Spot zoning is an attempt to wrench a single small lot from its environment and give it a new rating which disturbs the tenor of the neighborhood. The defendant commission rezoned to light industrial a portion of an area zoned entirely for residence. The change was made on the application of a company which proposed to buy the property as a site for the storage of propane gas. As the change was not made in accordance with a comprehensive plan and was not one designed to serve the statutory purposes of zoning, it constituted illegal spot zoning.
Argued December 4, 1957
Decided January 21, 1958
Appeal from the action of the defendant commission in granting a change of zone, brought to the Court of Common Pleas in New Haven County and tried to the court, Sidor, J.; judgment dismissing the appeal, from which the plaintiffs appealed to this court.
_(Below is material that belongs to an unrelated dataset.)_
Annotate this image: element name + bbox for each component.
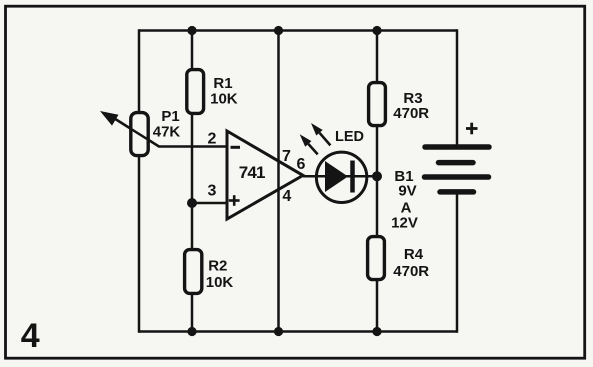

Error; judgment directed.
Lawrence M. Dooley, for the appellants (plaintiffs).
Arthur G. Williams, Jr., for the appellees (defendants).
The plaintiffs, residents and taxpayers in the town of Madison, appealed to the Court of Common Pleas from the action of the zoning commission of that town in changing the zone of a 2.28-acre portion of the land owned by Anna Rettich from residence to light industrial. The trial court dismissed the appeal. From that judgment the plaintiffs have appealed to this court.
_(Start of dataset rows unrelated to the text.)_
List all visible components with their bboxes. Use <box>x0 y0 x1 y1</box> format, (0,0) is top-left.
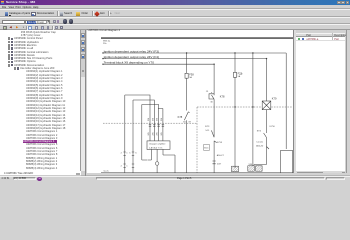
svg-text:F38: F38 <box>189 73 194 77</box>
svg-text:Ignition dependent output rela: Ignition dependent output relay 24V (F3) <box>104 49 159 53</box>
svg-text:C-6 (1): C-6 (1) <box>256 141 263 143</box>
svg-text:A56-X7: A56-X7 <box>217 154 225 157</box>
svg-text:1: 1 <box>126 152 128 154</box>
svg-text:5A: 5A <box>238 75 241 78</box>
svg-text:2: 2 <box>121 152 123 154</box>
svg-text:5: 5 <box>129 152 131 154</box>
svg-text:2/8: 2/8 <box>148 132 150 136</box>
svg-text:Z4/7: Z4/7 <box>217 163 222 165</box>
svg-text:Chopper amplifier: Chopper amplifier <box>149 142 166 145</box>
svg-text:19: 19 <box>206 91 209 93</box>
svg-text:14.1: 14.1 <box>205 130 210 132</box>
svg-text:S7/5: S7/5 <box>257 130 262 132</box>
svg-text:1 A 6 A 4 7 3 5: 1 A 6 A 4 7 3 5 <box>149 146 163 149</box>
svg-text:Terminal block X9 depending on: Terminal block X9 depending on Y70 <box>104 61 155 65</box>
svg-text:A56-X0: A56-X0 <box>256 145 264 148</box>
svg-text:87: 87 <box>189 122 192 124</box>
svg-text:Ignition dependent output rela: Ignition dependent output relay 24V (F4) <box>104 55 159 59</box>
svg-text:B1.5: B1.5 <box>204 147 209 149</box>
svg-text:6: 6 <box>135 152 137 154</box>
svg-text:84: 84 <box>183 122 186 124</box>
svg-text:5/8: 5/8 <box>152 117 154 121</box>
svg-text:2/8: 2/8 <box>152 132 154 136</box>
svg-text:30: 30 <box>210 102 213 104</box>
svg-text:21b: 21b <box>103 43 107 45</box>
svg-text:KY56: KY56 <box>270 126 276 128</box>
svg-text:K79: K79 <box>272 97 277 101</box>
svg-text:5A: 5A <box>189 76 192 79</box>
svg-text:K78: K78 <box>178 115 183 119</box>
svg-text:2: 2 <box>121 165 123 167</box>
svg-text:K78: K78 <box>220 95 225 99</box>
svg-text:+9: +9 <box>240 73 243 75</box>
svg-text:a: a <box>211 92 213 94</box>
svg-text:2/8: 2/8 <box>157 132 159 136</box>
svg-text:5/8: 5/8 <box>148 117 150 121</box>
svg-text:2/8: 2/8 <box>161 132 163 136</box>
svg-text:1: 1 <box>126 165 128 167</box>
svg-text:S7/3: S7/3 <box>205 126 210 128</box>
svg-text:5/8: 5/8 <box>157 117 159 121</box>
svg-text:5/8: 5/8 <box>161 117 163 121</box>
svg-text:KY58: KY58 <box>217 142 223 144</box>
An agent for the Pyrofax Gas Company applied for the change of zone. The company had a contract to purchase the property in question if the change was granted. It intended to use the site for storing propane gas in a 30,000-gallon tank and to store small tanks. Such a use is not permitted in a residential zone. Madison Zoning Regs., 3 (1953). In granting the change in zone, the commission gave as its reasons that the land is unfit for building purposes and is more suitable for light industrial uses than for any other purpose.
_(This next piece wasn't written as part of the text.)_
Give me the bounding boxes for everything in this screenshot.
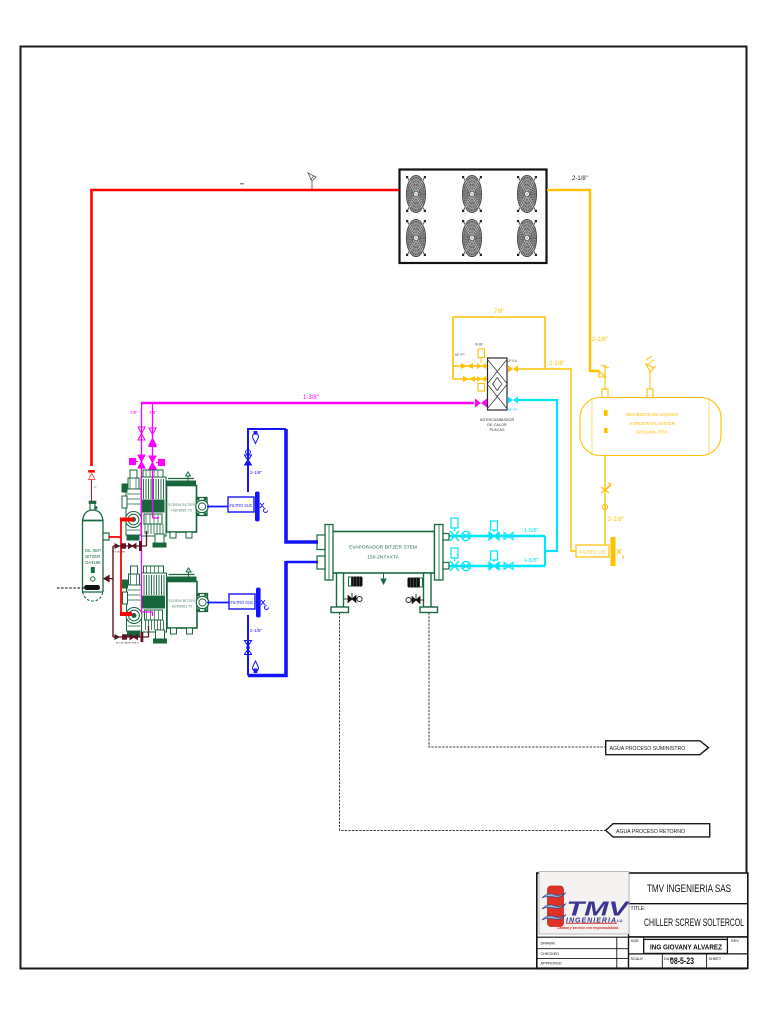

The property is in an area zoned entirely for residential use. It comprises a minute portion of the whole area. The change is not one which was made in accordance with a comprehensive plan; Couch v. Zoning Commission, 141 Conn. 349, 354, 106 A.2d 173; and is not one which was designed to meet the requirements of N10 of the November, 1955, Supplement to the General Statutes. In other words, it is spot zoning, an attempt to wrench a single small lot from its environment and give it a new rating which disturbs the tenor of the neighborhood. Guerriero v. Galasso, 144 Conn. 600, 607, 136 A.2d 497; Eden v. Town Plan Zoning Commission, 139 Conn. 59, 63, 89 A.2d 746. The action of the commission was therefore illegal, arbitrary and discriminatory.